Kevin Harvick has surged into title contention with a two-race winning streak that has revived the 2014 NASCAR champion
Column: Harvick seizes momentum ahead of NASCAR playoffsBy JENNA FRYERAP Auto Racing WriterThe Associated PressCHARLOTTE, N.C.
CHARLOTTE, N.C. (AP) — Well hello, Happy. Welcome to NASCAR’s championship race.
Just when it seemed time to write off Kevin Harvick, at least for this season, the 46-year-old has figured out how to win again. He has two victories in eight days — after snapping a 65-race losing streak dating to 2020 — and all the momentum headed into the playoffs.
If you counted Harvick out, he’s now demanding a correction.
“It’s kind of like when they put those small boxes in the newspaper where they have to correct their story and you can’t hardly read them. I feel like a lot of you should put those at the bottom of your story. I get great gratification out of that,” Harvick said after winning Sunday at Richmond Raceway.
His resurgence has saved his season.
After winning a career-high nine races in 2020, Harvick disappeared. He went winless last season for the first time since 2009 and only the fourth time in 22 Cup seasons.
This year, he seemed slow to grasp NASCAR’s new Next Gen car as a slew of new faces raced their way to victory lane. The Cup Series so far has five first-time winners this season, the playoff grid filling fast with fresh new names, and Harvick found himself in a vulnerable spot headed into the final month to qualify for one of the 16 playoff berths.
His much-needed first win came Aug. 7 at Michigan, followed by Sunday’s win at Richmond, making Harvick the only back-to-back race winner this season.
“At this point, a win’s a win, right? I think we were 0-for-65 and we’ve done nothing different and here we are two weeks in a row. That’s racin’, right?” Harvick grinned.
The 60th Cup victory of his career tied Harvick with Kyle Busch for ninth all-time in NASCAR. Next up on the list? The late Dale Earnhardt in eighth at 76 career victories.
To have Earnhardt in reach brings Harvick full circle: He replaced Earnhardt following Earnhardt’s fatal 2001 crash in the Daytona 500.
“As you start your career, it’s easy to say, ‘I want to win 70-some races’ and then you start doing this on a week-to-week basis,” Harvick said. “It’s just a lot harder because everyone in this garage is just a killer, from the crew chief to the drivers to the guys changing the tires. It’s the best of the best, and it’s not easy to keep your team and everybody within your organization competitive, keep yourself competitive.”
Now that he’s proven to still be competitive, Harvick is a serious threat for a second Cup championship.
And that’s very good for NASCAR.
Harvick is one of the few throwbacks remaining in the Cup garage. A former West Coast racer nicknamed “Happy” when he got to NASCAR, the stress of replacing Earnhardt turned Harvick’s nickname into unintentional satire.

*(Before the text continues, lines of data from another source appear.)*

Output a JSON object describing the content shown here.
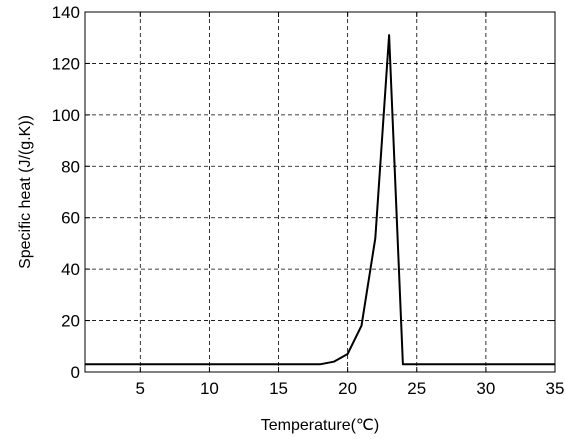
{
  "chart_data": {
    "type": "line",
    "title": "",
    "xlabel": "Temperature(℃)",
    "ylabel": "Specific heat (J/(g.K))",
    "xlim": [
      1,
      35
    ],
    "ylim": [
      0,
      140
    ],
    "x_ticks": [
      5,
      10,
      15,
      20,
      25,
      30,
      35
    ],
    "y_ticks": [
      0,
      20,
      40,
      60,
      80,
      100,
      120,
      140
    ],
    "grid": true,
    "grid_style": "dashed",
    "line_color": "#000000",
    "series": [
      {
        "x": [
          1,
          18,
          19,
          20,
          21,
          22,
          23,
          24,
          35
        ],
        "y": [
          3,
          3,
          4,
          7,
          18,
          52,
          131,
          3,
          3
        ]
      }
    ]
  }
}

It was fitting, though, as he scrapped on and off the track and proved over two decades he would not be pushed around. It’s a younger man’s game now — the average age of this season’s first-time winners is 27 — and the tricks Harvick mastered seemingly no longer applied with the Next Gen car.
But the No. 4 team at Stewart-Haas Racing began to figure out the car long before the wins finally came. A crash at Gateway in June dropped Harvick to 13th in the standings and on the bubble of not making the playoffs.

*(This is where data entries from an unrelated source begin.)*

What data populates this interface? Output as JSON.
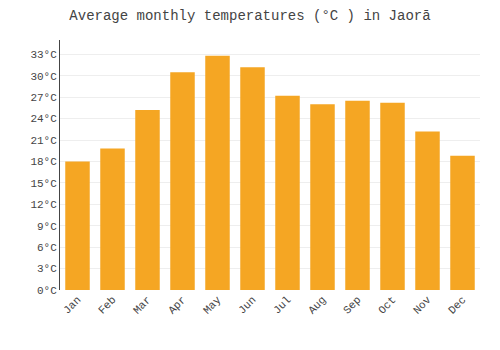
{
  "chart_data": {
    "type": "bar",
    "title": "Average monthly temperatures (°C ) in Jaorā",
    "categories": [
      "Jan",
      "Feb",
      "Mar",
      "Apr",
      "May",
      "Jun",
      "Jul",
      "Aug",
      "Sep",
      "Oct",
      "Nov",
      "Dec"
    ],
    "values": [
      18.0,
      19.8,
      25.2,
      30.5,
      32.8,
      31.2,
      27.2,
      26.0,
      26.5,
      26.2,
      22.2,
      18.8
    ],
    "color": "#F5A623",
    "ylim": [
      0,
      35
    ],
    "yticks": [
      {
        "value": 0,
        "label": "0°C"
      },
      {
        "value": 3,
        "label": "3°C"
      },
      {
        "value": 6,
        "label": "6°C"
      },
      {
        "value": 9,
        "label": "9°C"
      },
      {
        "value": 12,
        "label": "12°C"
      },
      {
        "value": 15,
        "label": "15°C"
      },
      {
        "value": 18,
        "label": "18°C"
      },
      {
        "value": 21,
        "label": "21°C"
      },
      {
        "value": 24,
        "label": "24°C"
      },
      {
        "value": 27,
        "label": "27°C"
      },
      {
        "value": 30,
        "label": "30°C"
      },
      {
        "value": 33,
        "label": "33°C"
      }
    ],
    "grid": true
  }
}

Crew chief Rodney Childers kept the team calm knowing that a win was within reach.
“Two months ago it was like, ‘We ran better and this is better and this was better and this was better.’ The two months before that we would have those meetings and it was like, ‘Well, this was worse, this was worse, this was worse, this was worse,’” Childers said. “It started two months ago, and you could just see — the communication and the confidence and the cars we were building, all that stuff just got better.”
The late push forces the competition to take note of Harvick’s potential. And the first round favors Harvick, who has a combined nine career victories at Darlington, Kansas and Bristol, the first three tracks in the playoffs.

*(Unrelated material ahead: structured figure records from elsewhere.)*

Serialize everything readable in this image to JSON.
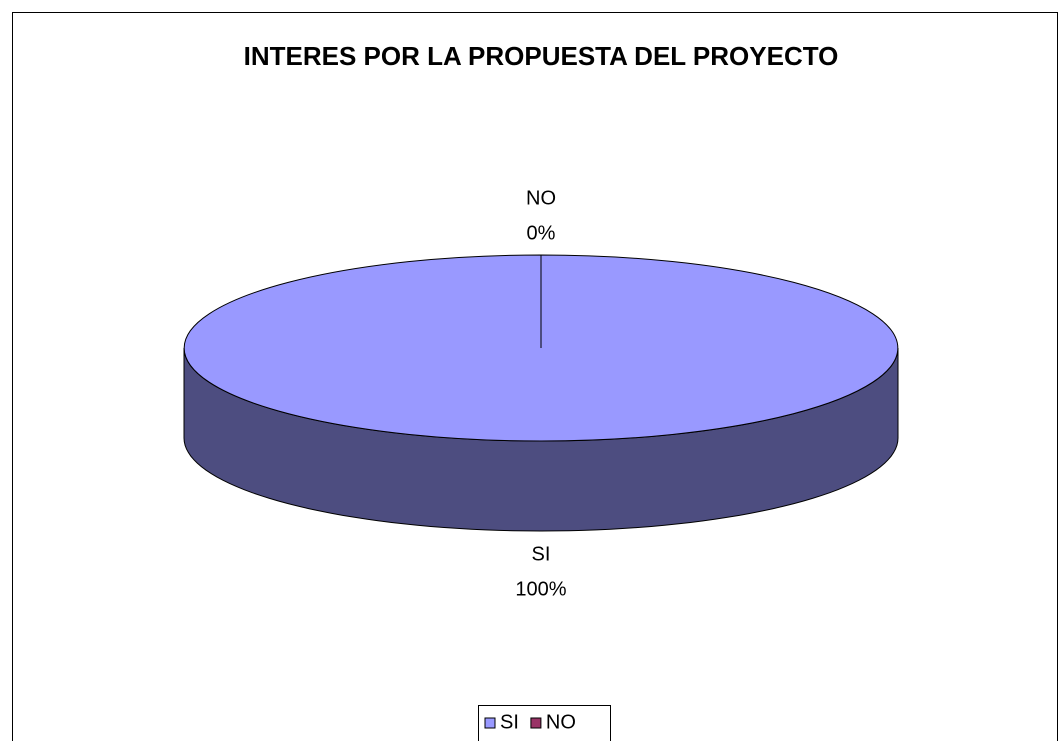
{
  "chart_data": {
    "type": "pie",
    "title": "INTERES POR LA PROPUESTA DEL PROYECTO",
    "categories": [
      "SI",
      "NO"
    ],
    "values": [
      100,
      0
    ],
    "value_labels": [
      "100%",
      "0%"
    ],
    "colors": [
      "#9999ff",
      "#993366"
    ],
    "legend": "bottom"
  }
}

How he plans to attack the postseason isn’t for public discussion.
“Look, we’re boring. We don’t ever look ahead,” said Harvick, who noted his approach helped the No. 4 team weather its losing streak.
“Obviously we’d all rather win, but I’ve been through longer losing streaks. You can fall right into that trap and let it suck you in,” he said. “It was really nothing that ever affected us. It’s no different than what we’ve done the last two weeks. We haven’t done anything different, but the cars have run good for a couple months, and now a few things went right and now we’ve won twice.
“That’s just the way this deals goes.”